Is randint function in Python different from % trick?

Question

I appreciate your help in advance.

I wrote a probability calculator with python. Prob I want to calculate is this: What's the prob of winning when you try 6 times of game that has winning chance of 1%. So this following code is what I wrote.

import random as rand

total = 0
count = 0

p = pSum = 0

k = 6
n = 10000
m = 100

def pick(attemptPerIteration):
    global total, count
    for _ in range(attemptPerIteration):
        temp = rand.randint(1, 100)
        if (temp == 1):
            count += 1
            total += 1
            return 0
    return 1

for t in range(m):
    for u in range(n):
        total += pick(k)
    p = count / total
    print(str(t + 1) + ": " + str(p * 100))
    pSum += p
    p = 0
print(pSum / m * 100)

In this code, I used randint function to simulate one in 100 chance. The prob I expected is about 5.8% but this program outputs about 6.3%. But if I use randint(1, 1000) % 6 + 1 insted of just randint(1, 6), program tell the prob is 5.8, which I expected.

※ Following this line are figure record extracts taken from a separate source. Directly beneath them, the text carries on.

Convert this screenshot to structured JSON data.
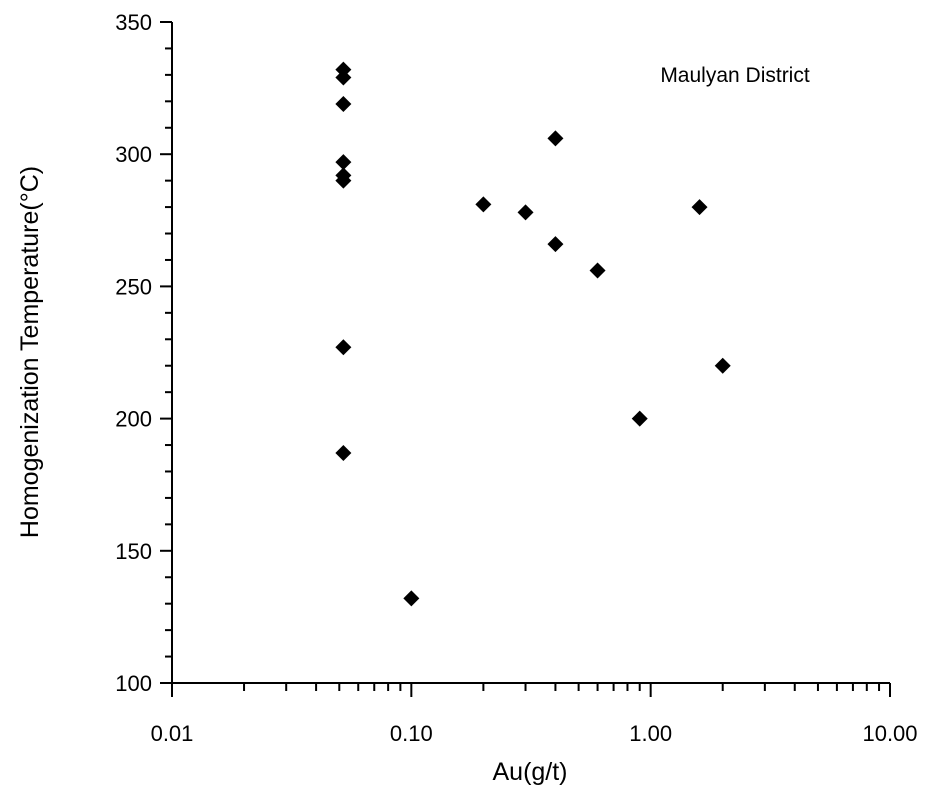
{
  "chart_data": {
    "type": "scatter",
    "annotation": "Maulyan District",
    "xlabel": "Au(g/t)",
    "ylabel": "Homogenization Temperature(°C)",
    "x_scale": "log",
    "xlim": [
      0.01,
      10.0
    ],
    "ylim": [
      100,
      350
    ],
    "x_tick_labels": [
      {
        "value": 0.01,
        "label": "0.01"
      },
      {
        "value": 0.1,
        "label": "0.10"
      },
      {
        "value": 1.0,
        "label": "1.00"
      },
      {
        "value": 10.0,
        "label": "10.00"
      }
    ],
    "y_ticks": [
      100,
      150,
      200,
      250,
      300,
      350
    ],
    "marker": "diamond",
    "marker_color": "#000000",
    "grid": false,
    "points": [
      {
        "x": 0.052,
        "y": 332
      },
      {
        "x": 0.052,
        "y": 329
      },
      {
        "x": 0.052,
        "y": 319
      },
      {
        "x": 0.052,
        "y": 297
      },
      {
        "x": 0.052,
        "y": 292
      },
      {
        "x": 0.052,
        "y": 290
      },
      {
        "x": 0.052,
        "y": 227
      },
      {
        "x": 0.052,
        "y": 187
      },
      {
        "x": 0.1,
        "y": 132
      },
      {
        "x": 0.2,
        "y": 281
      },
      {
        "x": 0.3,
        "y": 278
      },
      {
        "x": 0.4,
        "y": 306
      },
      {
        "x": 0.4,
        "y": 266
      },
      {
        "x": 0.6,
        "y": 256
      },
      {
        "x": 0.9,
        "y": 200
      },
      {
        "x": 1.6,
        "y": 280
      },
      {
        "x": 2.0,
        "y": 220
      }
    ]
  }
}
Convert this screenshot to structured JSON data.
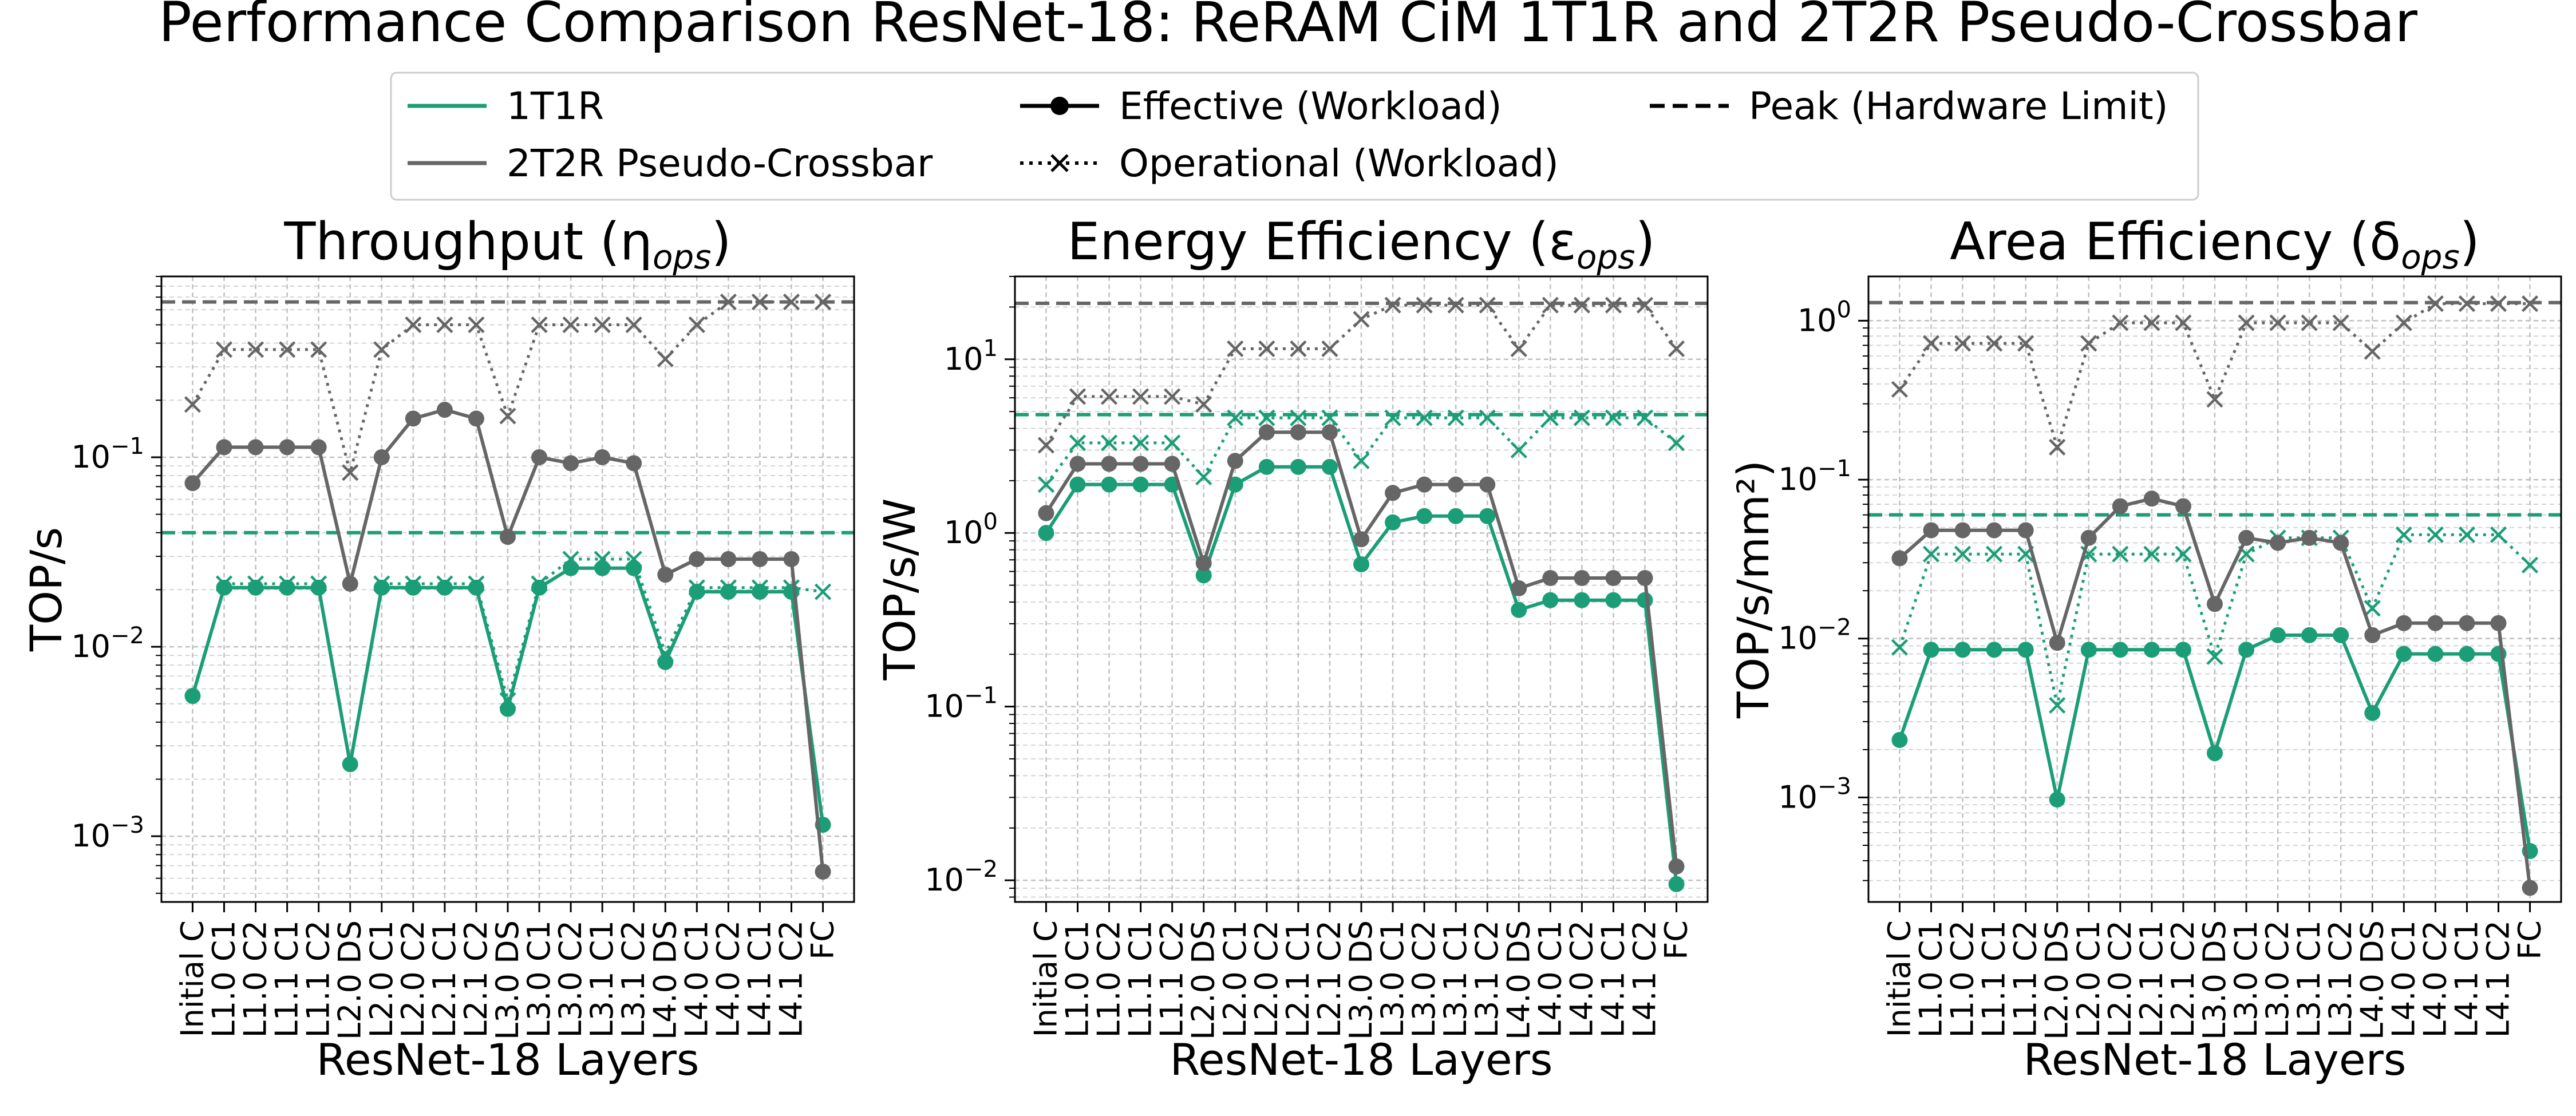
{
  "title": "Performance Comparison ResNet-18: ReRAM CiM 1T1R and 2T2R Pseudo-Crossbar",
  "colors": {
    "t1r": "#1b9e77",
    "t2r": "#666666",
    "key": "#000000"
  },
  "legend": {
    "items": [
      {
        "label": "1T1R",
        "style": "line",
        "color": "#1b9e77"
      },
      {
        "label": "2T2R Pseudo-Crossbar",
        "style": "line",
        "color": "#666666"
      },
      {
        "label": "Effective (Workload)",
        "style": "solid-dot",
        "color": "#000000"
      },
      {
        "label": "Operational (Workload)",
        "style": "dotted-x",
        "color": "#000000"
      },
      {
        "label": "Peak (Hardware Limit)",
        "style": "dashed",
        "color": "#000000"
      }
    ]
  },
  "chart_data": [
    {
      "type": "line",
      "title": "Throughput (η",
      "title_sub": "ops",
      "title_close": ")",
      "xlabel": "ResNet-18 Layers",
      "ylabel": "TOP/s",
      "yscale": "log",
      "ylim": [
        0.00045,
        0.9
      ],
      "yticks": [
        0.001,
        0.01,
        0.1
      ],
      "ytick_labels": [
        [
          "10",
          "−3"
        ],
        [
          "10",
          "−2"
        ],
        [
          "10",
          "−1"
        ]
      ],
      "grid": true,
      "categories": [
        "Initial C",
        "L1.0 C1",
        "L1.0 C2",
        "L1.1 C1",
        "L1.1 C2",
        "L2.0 DS",
        "L2.0 C1",
        "L2.0 C2",
        "L2.1 C1",
        "L2.1 C2",
        "L3.0 DS",
        "L3.0 C1",
        "L3.0 C2",
        "L3.1 C1",
        "L3.1 C2",
        "L4.0 DS",
        "L4.0 C1",
        "L4.0 C2",
        "L4.1 C1",
        "L4.1 C2",
        "FC"
      ],
      "series": [
        {
          "name": "1T1R",
          "kind": "effective",
          "values": [
            0.0055,
            0.0205,
            0.0205,
            0.0205,
            0.0205,
            0.0024,
            0.0205,
            0.0205,
            0.0205,
            0.0205,
            0.0047,
            0.0205,
            0.026,
            0.026,
            0.026,
            0.0083,
            0.0195,
            0.0195,
            0.0195,
            0.0195,
            0.00115
          ]
        },
        {
          "name": "1T1R",
          "kind": "operational",
          "values": [
            null,
            0.0215,
            0.0215,
            0.0215,
            0.0215,
            null,
            0.0215,
            0.0215,
            0.0215,
            0.0215,
            0.0052,
            0.0215,
            0.029,
            0.029,
            0.029,
            0.0092,
            0.0205,
            0.0205,
            0.0205,
            0.0205,
            0.0195
          ]
        },
        {
          "name": "1T1R",
          "kind": "peak",
          "value": 0.04
        },
        {
          "name": "2T2R Pseudo-Crossbar",
          "kind": "effective",
          "values": [
            0.073,
            0.113,
            0.113,
            0.113,
            0.113,
            0.0215,
            0.1,
            0.16,
            0.178,
            0.16,
            0.038,
            0.1,
            0.093,
            0.1,
            0.093,
            0.024,
            0.029,
            0.029,
            0.029,
            0.029,
            0.00065
          ]
        },
        {
          "name": "2T2R Pseudo-Crossbar",
          "kind": "operational",
          "values": [
            0.19,
            0.37,
            0.37,
            0.37,
            0.37,
            0.083,
            0.37,
            0.5,
            0.5,
            0.5,
            0.165,
            0.5,
            0.5,
            0.5,
            0.5,
            0.33,
            0.5,
            0.66,
            0.66,
            0.66,
            0.66
          ]
        },
        {
          "name": "2T2R Pseudo-Crossbar",
          "kind": "peak",
          "value": 0.66
        }
      ]
    },
    {
      "type": "line",
      "title": "Energy Efficiency (ε",
      "title_sub": "ops",
      "title_close": ")",
      "xlabel": "ResNet-18 Layers",
      "ylabel": "TOP/s/W",
      "yscale": "log",
      "ylim": [
        0.0075,
        30
      ],
      "yticks": [
        0.01,
        0.1,
        1,
        10
      ],
      "ytick_labels": [
        [
          "10",
          "−2"
        ],
        [
          "10",
          "−1"
        ],
        [
          "10",
          "0"
        ],
        [
          "10",
          "1"
        ]
      ],
      "grid": true,
      "categories": [
        "Initial C",
        "L1.0 C1",
        "L1.0 C2",
        "L1.1 C1",
        "L1.1 C2",
        "L2.0 DS",
        "L2.0 C1",
        "L2.0 C2",
        "L2.1 C1",
        "L2.1 C2",
        "L3.0 DS",
        "L3.0 C1",
        "L3.0 C2",
        "L3.1 C1",
        "L3.1 C2",
        "L4.0 DS",
        "L4.0 C1",
        "L4.0 C2",
        "L4.1 C1",
        "L4.1 C2",
        "FC"
      ],
      "series": [
        {
          "name": "1T1R",
          "kind": "effective",
          "values": [
            1.0,
            1.9,
            1.9,
            1.9,
            1.9,
            0.57,
            1.9,
            2.4,
            2.4,
            2.4,
            0.66,
            1.15,
            1.25,
            1.25,
            1.25,
            0.36,
            0.41,
            0.41,
            0.41,
            0.41,
            0.0095
          ]
        },
        {
          "name": "1T1R",
          "kind": "operational",
          "values": [
            1.9,
            3.3,
            3.3,
            3.3,
            3.3,
            2.1,
            4.6,
            4.6,
            4.6,
            4.6,
            2.6,
            4.6,
            4.6,
            4.6,
            4.6,
            3.0,
            4.6,
            4.6,
            4.6,
            4.6,
            3.3
          ]
        },
        {
          "name": "1T1R",
          "kind": "peak",
          "value": 4.8
        },
        {
          "name": "2T2R Pseudo-Crossbar",
          "kind": "effective",
          "values": [
            1.3,
            2.5,
            2.5,
            2.5,
            2.5,
            0.67,
            2.6,
            3.8,
            3.8,
            3.8,
            0.92,
            1.7,
            1.9,
            1.9,
            1.9,
            0.48,
            0.55,
            0.55,
            0.55,
            0.55,
            0.012
          ]
        },
        {
          "name": "2T2R Pseudo-Crossbar",
          "kind": "operational",
          "values": [
            3.2,
            6.1,
            6.1,
            6.1,
            6.1,
            5.5,
            11.5,
            11.5,
            11.5,
            11.5,
            17,
            20.5,
            20.5,
            20.5,
            20.5,
            11.5,
            20.5,
            20.5,
            20.5,
            20.5,
            11.5
          ]
        },
        {
          "name": "2T2R Pseudo-Crossbar",
          "kind": "peak",
          "value": 21
        }
      ]
    },
    {
      "type": "line",
      "title": "Area Efficiency (δ",
      "title_sub": "ops",
      "title_close": ")",
      "xlabel": "ResNet-18 Layers",
      "ylabel": "TOP/s/mm²)",
      "yscale": "log",
      "ylim": [
        0.00022,
        1.9
      ],
      "yticks": [
        0.001,
        0.01,
        0.1,
        1
      ],
      "ytick_labels": [
        [
          "10",
          "−3"
        ],
        [
          "10",
          "−2"
        ],
        [
          "10",
          "−1"
        ],
        [
          "10",
          "0"
        ]
      ],
      "grid": true,
      "categories": [
        "Initial C",
        "L1.0 C1",
        "L1.0 C2",
        "L1.1 C1",
        "L1.1 C2",
        "L2.0 DS",
        "L2.0 C1",
        "L2.0 C2",
        "L2.1 C1",
        "L2.1 C2",
        "L3.0 DS",
        "L3.0 C1",
        "L3.0 C2",
        "L3.1 C1",
        "L3.1 C2",
        "L4.0 DS",
        "L4.0 C1",
        "L4.0 C2",
        "L4.1 C1",
        "L4.1 C2",
        "FC"
      ],
      "series": [
        {
          "name": "1T1R",
          "kind": "effective",
          "values": [
            0.0023,
            0.0085,
            0.0085,
            0.0085,
            0.0085,
            0.00097,
            0.0085,
            0.0085,
            0.0085,
            0.0085,
            0.0019,
            0.0085,
            0.0105,
            0.0105,
            0.0105,
            0.0034,
            0.008,
            0.008,
            0.008,
            0.008,
            0.00046
          ]
        },
        {
          "name": "1T1R",
          "kind": "operational",
          "values": [
            0.0088,
            0.034,
            0.034,
            0.034,
            0.034,
            0.0038,
            0.034,
            0.034,
            0.034,
            0.034,
            0.0077,
            0.034,
            0.043,
            0.043,
            0.043,
            0.0155,
            0.045,
            0.045,
            0.045,
            0.045,
            0.029
          ]
        },
        {
          "name": "1T1R",
          "kind": "peak",
          "value": 0.06
        },
        {
          "name": "2T2R Pseudo-Crossbar",
          "kind": "effective",
          "values": [
            0.032,
            0.048,
            0.048,
            0.048,
            0.048,
            0.0094,
            0.043,
            0.068,
            0.076,
            0.068,
            0.0165,
            0.043,
            0.04,
            0.043,
            0.04,
            0.0105,
            0.0125,
            0.0125,
            0.0125,
            0.0125,
            0.00027
          ]
        },
        {
          "name": "2T2R Pseudo-Crossbar",
          "kind": "operational",
          "values": [
            0.37,
            0.72,
            0.72,
            0.72,
            0.72,
            0.16,
            0.72,
            0.97,
            0.97,
            0.97,
            0.32,
            0.97,
            0.97,
            0.97,
            0.97,
            0.64,
            0.97,
            1.28,
            1.28,
            1.28,
            1.28
          ]
        },
        {
          "name": "2T2R Pseudo-Crossbar",
          "kind": "peak",
          "value": 1.3
        }
      ]
    }
  ]
}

What's going on in this randint function exactly? Why the old % trick works but randint doesn't?

Mathematical formula to this problem is this:

Answer 1

Looks like you made mistakes with incrementing count and total . I changed your code to compute correct result:

Try it online!

import random as rand

total = 0
count = 0

p = pSum = 0

k = 6
n = 10000
m = 100

def pick(attemptPerIteration):
    for _ in range(attemptPerIteration):
        temp = rand.randint(1, 100)
        if (temp == 1):
            return 1
    return 0

for t in range(m):
    for u in range(n):
        count += pick(k)
        total += 1
    p = count / total
    print(str(t + 1) + ": " + str(p * 100))
    pSum += p
    p = 0
print(pSum / m * 100)

Output:

.......
90: 5.822555555555556
91: 5.8221978021978025
92: 5.822608695652174
93: 5.824193548387097
94: 5.822446808510638
95: 5.822631578947368
96: 5.824166666666667
97: 5.825670103092784
98: 5.8254081632653065
99: 5.826969696969697
100: 5.8306
5.825542887205491

Answer 2

It looks like m = 100 and n = 10000 are too little for things to converge.

import random

def did_win(attempts):
    return any(random.random() < .01 for attempt in range(attempts))

tries = [did_win(6) for x in range(1_000_000)]
print(tries.count(True) / len(tries))

prints out about 0.058039 which seems close enough.

If you want to watch the solution converge in more real time,

import random
import itertools


def did_win(attempts):
    return any(random.random() < 0.01 for attempt in range(attempts))


wins = 0
for x in itertools.count(0):
    if did_win(6):
        wins += 1
    if x and x % 10_000 == 0:
        print(x, wins / x)

(hit ctrl-c to interrupt it – it'll otherwise happily run forever).

Answer 3

The formula is much simpler, actually. The probability of not winning is (99 / 100) ** 6 , that is approximately 0.941 . Its complement is the probability of winning 1 - 0.941... = 0.058... .

Because you are increasing global counts in a weird way, it's very likely that you have off-by-one errors in more than one place. For instance

total += pick(k)

where pick also modifies total ...

You should just return 0 or 1 and then count from outside.